CIA Acknowledges Existence Of Area 51 But That’s About It [Video]


The Central Intelligence Agency (CIA) has finally acknowledged Area 51 exists.

The official Wikipedia page was updated on August 20.

For years, the US government resolutely denied there was a secret military testing base at Groom Lake, Nevada, an outlying detachment of Edwards Air Force Base.

Also known as Groom Lake, Homey Airport, and other titles, the CIA’s official designated name of Area 51 is the “Nevada Test and Training Range.”

Located 150 miles north by car from Las Vegas, in a vast expanse of desert, mountain and space, the nearest town of Rachel is nine miles away and boasts a total population of 57.

Now, thanks to the eight year effort of Jeffrey Richelson, a senior fellow with the National Security Archive at George Washington University, the CIA released a redacted report last week containing a history of two Cold War spy-plane programs (U-2) that reveals it underwent testing at Area 51.

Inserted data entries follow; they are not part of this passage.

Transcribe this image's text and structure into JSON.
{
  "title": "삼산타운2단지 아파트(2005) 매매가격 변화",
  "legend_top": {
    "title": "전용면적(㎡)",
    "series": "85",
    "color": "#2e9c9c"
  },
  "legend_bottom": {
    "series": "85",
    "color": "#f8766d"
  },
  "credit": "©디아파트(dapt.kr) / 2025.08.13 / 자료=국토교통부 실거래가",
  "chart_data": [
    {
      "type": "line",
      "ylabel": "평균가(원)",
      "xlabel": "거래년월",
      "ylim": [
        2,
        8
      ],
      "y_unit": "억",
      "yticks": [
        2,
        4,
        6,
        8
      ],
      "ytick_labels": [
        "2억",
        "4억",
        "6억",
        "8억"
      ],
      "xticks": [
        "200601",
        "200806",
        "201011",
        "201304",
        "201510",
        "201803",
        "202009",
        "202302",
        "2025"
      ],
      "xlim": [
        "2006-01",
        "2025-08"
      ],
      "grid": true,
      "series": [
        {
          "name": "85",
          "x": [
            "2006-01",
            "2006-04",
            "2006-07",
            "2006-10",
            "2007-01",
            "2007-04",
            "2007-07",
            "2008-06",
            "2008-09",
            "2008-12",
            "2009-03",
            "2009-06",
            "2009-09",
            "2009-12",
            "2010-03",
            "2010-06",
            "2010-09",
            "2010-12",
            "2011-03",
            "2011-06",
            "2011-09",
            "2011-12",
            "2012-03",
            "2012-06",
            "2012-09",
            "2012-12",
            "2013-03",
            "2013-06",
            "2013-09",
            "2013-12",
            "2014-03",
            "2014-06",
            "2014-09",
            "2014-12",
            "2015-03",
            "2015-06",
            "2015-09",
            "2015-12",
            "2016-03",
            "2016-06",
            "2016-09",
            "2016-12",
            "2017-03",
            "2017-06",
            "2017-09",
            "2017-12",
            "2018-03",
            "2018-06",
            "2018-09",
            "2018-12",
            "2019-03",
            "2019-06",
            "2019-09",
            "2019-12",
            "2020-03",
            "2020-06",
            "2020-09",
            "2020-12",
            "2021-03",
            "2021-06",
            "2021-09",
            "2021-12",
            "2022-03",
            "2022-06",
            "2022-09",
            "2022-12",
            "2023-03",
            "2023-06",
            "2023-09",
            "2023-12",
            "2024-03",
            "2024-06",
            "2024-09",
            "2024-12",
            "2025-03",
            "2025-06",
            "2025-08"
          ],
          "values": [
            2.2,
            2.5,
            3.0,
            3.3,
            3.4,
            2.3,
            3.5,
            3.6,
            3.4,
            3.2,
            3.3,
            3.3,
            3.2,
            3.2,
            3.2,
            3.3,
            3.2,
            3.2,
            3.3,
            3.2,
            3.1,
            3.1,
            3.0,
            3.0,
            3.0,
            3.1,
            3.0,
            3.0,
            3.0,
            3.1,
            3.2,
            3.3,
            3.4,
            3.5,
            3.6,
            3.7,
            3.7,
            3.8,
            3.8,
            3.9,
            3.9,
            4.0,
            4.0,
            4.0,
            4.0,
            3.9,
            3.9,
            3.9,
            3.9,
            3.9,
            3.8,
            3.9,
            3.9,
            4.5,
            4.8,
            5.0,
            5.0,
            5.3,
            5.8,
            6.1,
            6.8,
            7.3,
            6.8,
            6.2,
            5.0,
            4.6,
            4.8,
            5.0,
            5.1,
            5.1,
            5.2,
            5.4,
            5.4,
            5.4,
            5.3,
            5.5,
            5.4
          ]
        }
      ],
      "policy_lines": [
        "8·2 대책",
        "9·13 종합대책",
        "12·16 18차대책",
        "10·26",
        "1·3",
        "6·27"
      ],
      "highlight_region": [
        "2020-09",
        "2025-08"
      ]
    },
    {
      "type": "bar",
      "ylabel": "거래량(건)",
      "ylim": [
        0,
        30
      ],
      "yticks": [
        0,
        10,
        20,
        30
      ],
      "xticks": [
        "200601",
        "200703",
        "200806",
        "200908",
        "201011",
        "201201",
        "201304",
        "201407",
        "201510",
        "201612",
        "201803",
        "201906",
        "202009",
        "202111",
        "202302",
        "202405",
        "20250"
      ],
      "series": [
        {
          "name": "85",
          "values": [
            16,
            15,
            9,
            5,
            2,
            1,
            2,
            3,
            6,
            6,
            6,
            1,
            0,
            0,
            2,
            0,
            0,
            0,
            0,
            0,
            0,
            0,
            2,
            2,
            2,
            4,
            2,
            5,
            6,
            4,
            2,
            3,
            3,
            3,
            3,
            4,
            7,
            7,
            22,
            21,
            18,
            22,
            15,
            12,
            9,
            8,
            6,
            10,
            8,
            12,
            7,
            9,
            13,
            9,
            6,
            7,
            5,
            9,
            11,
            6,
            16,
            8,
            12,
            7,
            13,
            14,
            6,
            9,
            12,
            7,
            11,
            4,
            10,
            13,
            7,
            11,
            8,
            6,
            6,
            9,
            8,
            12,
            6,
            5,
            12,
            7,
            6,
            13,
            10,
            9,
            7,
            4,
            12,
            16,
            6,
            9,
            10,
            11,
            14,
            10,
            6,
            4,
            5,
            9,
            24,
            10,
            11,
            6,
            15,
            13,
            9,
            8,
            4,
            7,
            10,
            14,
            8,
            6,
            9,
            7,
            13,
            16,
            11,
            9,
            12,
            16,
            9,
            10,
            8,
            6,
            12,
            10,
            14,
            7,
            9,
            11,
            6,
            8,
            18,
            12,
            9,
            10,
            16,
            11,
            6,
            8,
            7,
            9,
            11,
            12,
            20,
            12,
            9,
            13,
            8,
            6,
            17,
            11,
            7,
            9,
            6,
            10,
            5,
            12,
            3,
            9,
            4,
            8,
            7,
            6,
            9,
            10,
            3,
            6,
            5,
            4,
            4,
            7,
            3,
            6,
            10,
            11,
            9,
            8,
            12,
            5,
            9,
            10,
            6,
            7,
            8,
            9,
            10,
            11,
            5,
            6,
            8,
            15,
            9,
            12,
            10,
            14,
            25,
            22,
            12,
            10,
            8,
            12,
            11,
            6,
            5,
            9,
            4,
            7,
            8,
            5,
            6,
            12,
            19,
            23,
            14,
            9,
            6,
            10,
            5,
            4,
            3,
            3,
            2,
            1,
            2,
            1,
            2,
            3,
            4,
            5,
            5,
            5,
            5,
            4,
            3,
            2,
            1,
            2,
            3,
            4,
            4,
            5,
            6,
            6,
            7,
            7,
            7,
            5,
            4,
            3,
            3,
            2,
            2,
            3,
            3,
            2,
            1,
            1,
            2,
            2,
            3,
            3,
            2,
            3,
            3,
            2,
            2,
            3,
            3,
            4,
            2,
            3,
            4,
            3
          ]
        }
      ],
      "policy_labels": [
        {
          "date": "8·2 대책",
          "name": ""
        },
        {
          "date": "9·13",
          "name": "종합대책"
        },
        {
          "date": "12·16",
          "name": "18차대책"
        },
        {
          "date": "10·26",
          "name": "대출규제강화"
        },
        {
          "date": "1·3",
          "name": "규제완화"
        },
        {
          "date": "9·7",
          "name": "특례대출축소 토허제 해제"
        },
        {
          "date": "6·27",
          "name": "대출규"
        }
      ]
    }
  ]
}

Previously dismissed as the idea dreamed up by crazed conspiracists, sci-fi geeks, and latterly, fandoms of once popular TV shows and movies like Roswell, The X Files, Paul, and Independence Day, the CIA reports refers to the location where the installation is sited as a “strip of wasteland.”

So, the truth is no longer “out there.” But is it in the report?

That depends of what and who you believe.

Richelson says accessing “The Central Intelligence Agency and Overhead Reconnaissance: The U-2 and Oxcart Programs, 1954-1974” report wasn’t about trying to prove Area 51’s existence.

“That was sort of a bonus,” he told the New York Times.

He added: “There certainly was — as you would expect — no discussion of little green men here.”

“This is a history of the U-2. The only overlap is the discussion of the U-2 flights and U.F.O. sightings, the fact that you had these high-flying aircraft in the air being the cause of some of the sightings.”

That rather dry feedback probably won’t satisfy the over half-century lore on Area 51 that’s been talked about and believed by millions of ordinary people, researchers and writers.

For most of these they want to hear about extraterrestrial ships or beings and they probably won’t stop believing anytime soon.

Annie Jacobson, author of a book on the area, told the NYT she doubted the CIA acknowledgment would dampen interest in what lies behind the fences of Area 51.

As to the question of why it has taken the government three-four decades post the end of the cold war to open the files, Richelson offered one simple explanation to the BBC:

“There is a general inclination toward secrecy.”